Small-molecule inhibitor: TMC-95
Name
- Common name
- TMC-95
- Other names
- TMC-95A; TMC-95B; TMC-95C; TMC-95D
Inhibition
- History
- TMC-95A and its diastereomers, TMC-95B to D, were isolated from the fermentation broth of Apiospora montagnei Sacc. TC 1093 by Koguchi et al. (2000).
- Peptidases inhibited
- TMC-95A inhibited the activities of catalytic unit 1 (peptidylglutamyl-peptide hydrolyzing), catalytic unit 2 (trypsin-like) and catalytic unit 3 (chymotrypsin-like) of the 20S proteasome with IC50 values of 60 nM, 200 nM, and 5.4 nM, respectively. The TMC-95B isomer inhibited similarly, whereas the inhibitory activities of TMC-95C and D were 20 to 150 times weaker. TMC-95A did not inhibit m-calpain, cathepsin L or trypsin at 30 microM, suggesting that it is high selectivity for the proteasomal activities (Koguchi et al., 2000).
- Mechanism
- Inhibition is reversible. The structures of complexes between TMC-95A and yeast 20S proteasome, and the mode of binding of the inhibitor, have been described by Groll et al. (2001) and Kaiser et al. (2004).
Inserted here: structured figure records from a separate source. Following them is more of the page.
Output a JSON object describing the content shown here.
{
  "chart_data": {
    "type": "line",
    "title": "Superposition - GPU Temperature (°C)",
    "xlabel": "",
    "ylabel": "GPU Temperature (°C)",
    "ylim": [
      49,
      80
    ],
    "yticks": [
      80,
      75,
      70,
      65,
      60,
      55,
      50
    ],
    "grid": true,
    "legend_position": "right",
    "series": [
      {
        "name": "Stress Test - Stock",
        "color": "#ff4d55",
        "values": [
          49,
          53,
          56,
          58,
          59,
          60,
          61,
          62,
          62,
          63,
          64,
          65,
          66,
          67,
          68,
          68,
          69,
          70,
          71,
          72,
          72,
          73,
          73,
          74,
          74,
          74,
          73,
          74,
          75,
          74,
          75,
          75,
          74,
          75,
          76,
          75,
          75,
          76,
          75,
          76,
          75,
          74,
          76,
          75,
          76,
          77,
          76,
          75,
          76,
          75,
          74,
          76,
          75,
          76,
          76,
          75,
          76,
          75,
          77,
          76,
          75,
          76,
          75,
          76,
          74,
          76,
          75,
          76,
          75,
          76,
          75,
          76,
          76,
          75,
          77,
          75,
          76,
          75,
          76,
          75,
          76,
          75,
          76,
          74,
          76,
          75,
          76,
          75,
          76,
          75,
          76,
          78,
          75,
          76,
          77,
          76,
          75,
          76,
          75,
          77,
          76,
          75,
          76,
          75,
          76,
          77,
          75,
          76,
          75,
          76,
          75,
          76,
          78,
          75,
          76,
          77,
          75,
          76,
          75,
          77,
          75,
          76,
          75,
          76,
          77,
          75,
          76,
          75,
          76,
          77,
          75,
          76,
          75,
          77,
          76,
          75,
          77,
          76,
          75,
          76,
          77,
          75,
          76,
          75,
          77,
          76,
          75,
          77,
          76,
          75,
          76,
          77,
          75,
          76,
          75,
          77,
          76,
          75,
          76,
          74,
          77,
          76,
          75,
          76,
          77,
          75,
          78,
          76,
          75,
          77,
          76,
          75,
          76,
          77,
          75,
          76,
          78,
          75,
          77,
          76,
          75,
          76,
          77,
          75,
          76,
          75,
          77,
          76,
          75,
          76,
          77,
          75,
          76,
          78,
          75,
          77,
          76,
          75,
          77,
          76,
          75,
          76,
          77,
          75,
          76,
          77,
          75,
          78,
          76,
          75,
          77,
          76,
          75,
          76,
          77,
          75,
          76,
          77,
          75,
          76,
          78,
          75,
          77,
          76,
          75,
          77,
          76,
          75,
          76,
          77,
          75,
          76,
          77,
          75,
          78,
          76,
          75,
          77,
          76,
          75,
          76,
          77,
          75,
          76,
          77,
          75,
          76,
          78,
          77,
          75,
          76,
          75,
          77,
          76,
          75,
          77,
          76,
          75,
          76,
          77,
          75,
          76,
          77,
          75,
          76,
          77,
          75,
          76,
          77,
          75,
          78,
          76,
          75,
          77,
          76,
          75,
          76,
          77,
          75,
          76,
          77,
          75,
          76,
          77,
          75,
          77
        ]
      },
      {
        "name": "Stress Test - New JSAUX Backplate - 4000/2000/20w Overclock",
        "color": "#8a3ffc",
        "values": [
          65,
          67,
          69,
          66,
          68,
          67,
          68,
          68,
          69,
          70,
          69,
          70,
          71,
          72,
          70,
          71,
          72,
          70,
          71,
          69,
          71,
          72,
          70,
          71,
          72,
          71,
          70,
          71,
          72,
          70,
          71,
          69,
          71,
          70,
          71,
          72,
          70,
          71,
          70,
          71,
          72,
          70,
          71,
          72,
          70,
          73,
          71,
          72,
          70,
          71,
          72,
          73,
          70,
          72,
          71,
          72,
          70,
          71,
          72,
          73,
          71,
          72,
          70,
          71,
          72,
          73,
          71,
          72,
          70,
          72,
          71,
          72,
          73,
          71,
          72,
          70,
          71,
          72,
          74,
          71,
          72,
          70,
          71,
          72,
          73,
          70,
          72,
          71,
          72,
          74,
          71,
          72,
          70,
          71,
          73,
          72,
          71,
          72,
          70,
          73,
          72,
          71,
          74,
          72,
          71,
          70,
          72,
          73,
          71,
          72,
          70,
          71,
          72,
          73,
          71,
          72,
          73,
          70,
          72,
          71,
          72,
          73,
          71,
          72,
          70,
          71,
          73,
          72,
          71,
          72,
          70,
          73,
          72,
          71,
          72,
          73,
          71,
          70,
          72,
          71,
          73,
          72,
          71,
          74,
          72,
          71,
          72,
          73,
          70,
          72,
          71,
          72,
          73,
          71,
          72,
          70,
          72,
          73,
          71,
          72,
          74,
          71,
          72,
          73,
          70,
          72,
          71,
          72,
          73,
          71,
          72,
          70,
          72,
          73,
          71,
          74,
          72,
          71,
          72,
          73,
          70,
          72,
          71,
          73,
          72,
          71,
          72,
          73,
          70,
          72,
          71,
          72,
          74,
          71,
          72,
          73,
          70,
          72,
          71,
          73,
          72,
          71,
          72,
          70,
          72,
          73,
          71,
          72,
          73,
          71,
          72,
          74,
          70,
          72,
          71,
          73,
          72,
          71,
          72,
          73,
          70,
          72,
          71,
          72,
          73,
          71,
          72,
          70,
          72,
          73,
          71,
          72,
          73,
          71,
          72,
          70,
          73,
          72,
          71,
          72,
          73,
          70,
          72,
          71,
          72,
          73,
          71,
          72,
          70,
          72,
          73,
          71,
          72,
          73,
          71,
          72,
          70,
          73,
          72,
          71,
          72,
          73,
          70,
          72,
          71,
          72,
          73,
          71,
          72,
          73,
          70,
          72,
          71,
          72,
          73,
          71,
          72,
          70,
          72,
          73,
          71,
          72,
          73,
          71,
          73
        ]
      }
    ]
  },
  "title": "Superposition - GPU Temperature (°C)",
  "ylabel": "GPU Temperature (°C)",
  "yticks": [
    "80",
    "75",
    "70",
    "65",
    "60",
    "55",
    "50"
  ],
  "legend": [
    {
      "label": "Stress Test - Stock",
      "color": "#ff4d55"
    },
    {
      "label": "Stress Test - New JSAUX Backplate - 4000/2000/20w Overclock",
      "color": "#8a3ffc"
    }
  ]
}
- Pharmaceutical relevance
- There is strong evidence that such inhibitors of the proteasome as bortezomib have therapeutic potential, so other inhibitors of the proteasomal peptidase activities are also of great interest.
Chemistry
- CID at PubChem
- 5287563
- Structure
![[TMC-95 (XT01.001 inhibitor) structure ]](/merops/smi/structures/tmc95.gif)
- Formula weight
- 683
- Related inhibitors
- In the four forms of TMC-95, identities of R1, R2, R3 and R4 are H, OH, CH3, H (TMC-95A), H, OH, H, CH3 (TMC-95B), OH, H, CH3, H (TMC-95C) and OH, H, H, CH3, respectively (Groll et al., 2001).